The New York Times recently reported on a controversy rippling through the art world: deaccessioning, which means a museum selling off works from its permanent collection.
It’s a growing trend. The Chicago Art Institute is hawking two Picassos, a Matisse and a Braque at Christie’s in London, while the Cleveland Art Museum has 32 old masters up on the auction block. The J. Paul Getty museum hopes to unload 15 paintings, and the Pennsylvania Museum of Fine Arts and the Carnegie Museum of Art, five each.
Some explain this new trade in masterworks as a natural response to cutbacks in museum funding and revenues due to the recession. The Rose Art Museum at Brandeis University, for instance, is selling parts of its collection to pay bills, while larger museums use the proceeds from art sales to boost their shrunken acquisitions budgets.

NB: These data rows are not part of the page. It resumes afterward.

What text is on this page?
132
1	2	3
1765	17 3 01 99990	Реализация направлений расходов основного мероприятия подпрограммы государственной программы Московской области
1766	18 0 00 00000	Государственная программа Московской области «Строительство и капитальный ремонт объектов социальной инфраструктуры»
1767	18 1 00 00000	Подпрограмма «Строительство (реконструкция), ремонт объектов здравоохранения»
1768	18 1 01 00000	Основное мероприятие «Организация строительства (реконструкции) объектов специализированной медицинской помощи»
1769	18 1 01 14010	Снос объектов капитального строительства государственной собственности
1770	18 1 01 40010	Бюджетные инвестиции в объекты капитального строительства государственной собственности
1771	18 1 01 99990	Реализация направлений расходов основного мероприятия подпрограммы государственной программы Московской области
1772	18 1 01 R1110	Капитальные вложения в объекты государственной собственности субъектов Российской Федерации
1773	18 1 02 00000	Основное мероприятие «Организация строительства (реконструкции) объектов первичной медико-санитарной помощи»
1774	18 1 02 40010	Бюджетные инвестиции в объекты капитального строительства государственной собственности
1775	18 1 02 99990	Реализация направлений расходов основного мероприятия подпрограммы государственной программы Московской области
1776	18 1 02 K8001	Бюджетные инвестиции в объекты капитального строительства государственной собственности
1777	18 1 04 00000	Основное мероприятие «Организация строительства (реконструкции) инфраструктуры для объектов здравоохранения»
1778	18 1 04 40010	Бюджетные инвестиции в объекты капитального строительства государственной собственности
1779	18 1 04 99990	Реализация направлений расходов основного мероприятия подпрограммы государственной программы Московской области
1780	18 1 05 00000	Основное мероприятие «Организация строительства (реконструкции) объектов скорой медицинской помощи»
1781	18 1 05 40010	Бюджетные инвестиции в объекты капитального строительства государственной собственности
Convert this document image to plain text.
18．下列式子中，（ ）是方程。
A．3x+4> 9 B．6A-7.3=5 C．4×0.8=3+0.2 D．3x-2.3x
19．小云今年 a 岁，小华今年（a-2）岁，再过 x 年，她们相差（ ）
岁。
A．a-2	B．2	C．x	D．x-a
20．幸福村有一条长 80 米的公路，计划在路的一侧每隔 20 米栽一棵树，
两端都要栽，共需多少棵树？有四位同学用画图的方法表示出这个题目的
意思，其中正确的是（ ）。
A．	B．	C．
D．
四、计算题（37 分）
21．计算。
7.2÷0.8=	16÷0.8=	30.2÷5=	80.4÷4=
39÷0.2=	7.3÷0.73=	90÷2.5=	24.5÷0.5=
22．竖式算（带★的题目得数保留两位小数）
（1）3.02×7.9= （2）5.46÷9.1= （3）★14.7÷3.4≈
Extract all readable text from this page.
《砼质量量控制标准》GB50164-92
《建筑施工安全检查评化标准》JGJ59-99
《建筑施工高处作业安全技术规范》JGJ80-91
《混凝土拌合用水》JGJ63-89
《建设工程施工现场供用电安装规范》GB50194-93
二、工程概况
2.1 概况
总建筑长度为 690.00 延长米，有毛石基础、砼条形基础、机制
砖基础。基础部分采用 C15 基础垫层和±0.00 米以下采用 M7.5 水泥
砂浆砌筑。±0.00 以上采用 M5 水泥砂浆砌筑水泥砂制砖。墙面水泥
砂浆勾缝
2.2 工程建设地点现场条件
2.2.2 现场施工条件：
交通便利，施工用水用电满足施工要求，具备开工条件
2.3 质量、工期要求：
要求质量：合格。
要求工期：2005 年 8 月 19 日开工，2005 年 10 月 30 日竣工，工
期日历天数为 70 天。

But others wonder if this is not one more step in the direction of a market-dominated society, where everything is for sale to the highest bidder—even art treasures that qualify as part of the cultural commons.
The Times article offered a thorough assessment of this controversy from the perspective of museum curators and the donors who give works to museums. But it focused little on the public’s loss?
When an artwork—even one deemed minor by museum officials—is sold by a museum to a private collector, we lose a chance to view this work and make up our own minds about its value. The discussion concerning “deaccessioning” should make a distinction between sales to other museums, which will keep the work on view, and sales to private collections.
As tax-deductible institutions, museums have a mandate to work in the public interest, and they should do all they can to make sure art is not locked away from us. Art donors themselves should also stipulate they do not want their gifts sold off to private collectors, where it is inaccessible to the public.